Mineshaft Gap

It's a screening log, no more no less. Maybe I'll have something interesting to say one of these days...

Life, Death, Life, Film, Death.

A Taste of Cherry... (Kiarostami, 1997)

Why do
we live and why do we die? What purpose is there in such a world as this. Mr. Obadi is searching for just such a purpose in Kiarostami's masterful 1997 Palm d'Or winner. In his search he finds frightened youth, dogmatic young adults, and resigned elders. His quest is to find someone to save his life, which in the end he finds through the one old man that would help him end it. As for the epilogue, it expresses in one concise moment the joys and pain of life. Or rather, everything that makes life worth living.

New Nightmare
(Craven, 1994)

How do you make postmodern boring
? Ask Wes Craven to do it. Additionally, this is perhaps the most narcissistic film ever made. It boils down to the fact the Craven is such a gifted storyteller that evil itself wants to be a part of his creations.

(Kiarostami, 2002)

In ten succinct and brilliant episodes, Kiarostami tells you everything you need to know about modern Iran and its male-female relationships. From there you also get the feeling that he is using the mirror of Iran to say much about all human society. Ten is a film that is sneakily powerful and painfully human.

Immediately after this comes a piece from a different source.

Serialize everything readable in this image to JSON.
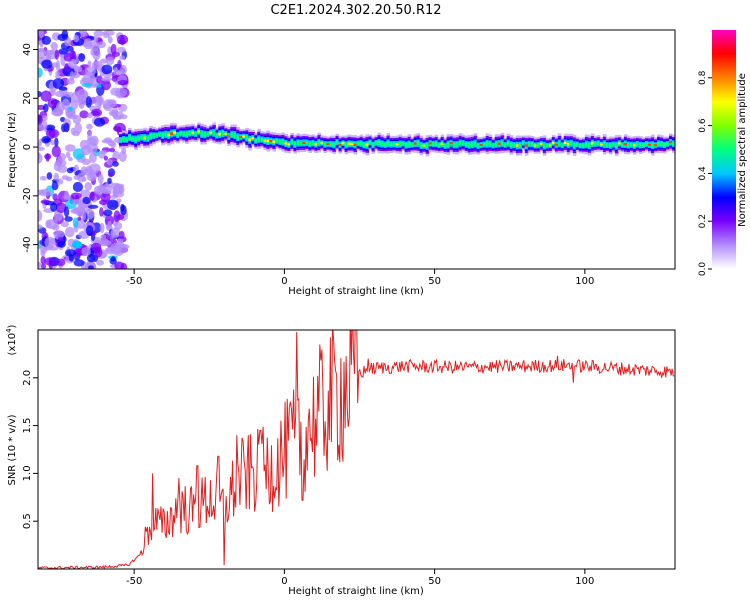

10 on Ten (Kiarostami, 2003)

Kiarostami's simple film class is less instructive than explanatory of his own filmmaking manifesto. Kiarostami is almost oddly humble in the work, constantly pointing out that this is just how filmmaking works for him.

(Bava, 1985)

An incredibly enjoyable and actually scary Italian horror flick produced by Argento, Demons hits all the obvious notes but just does them incredibly well.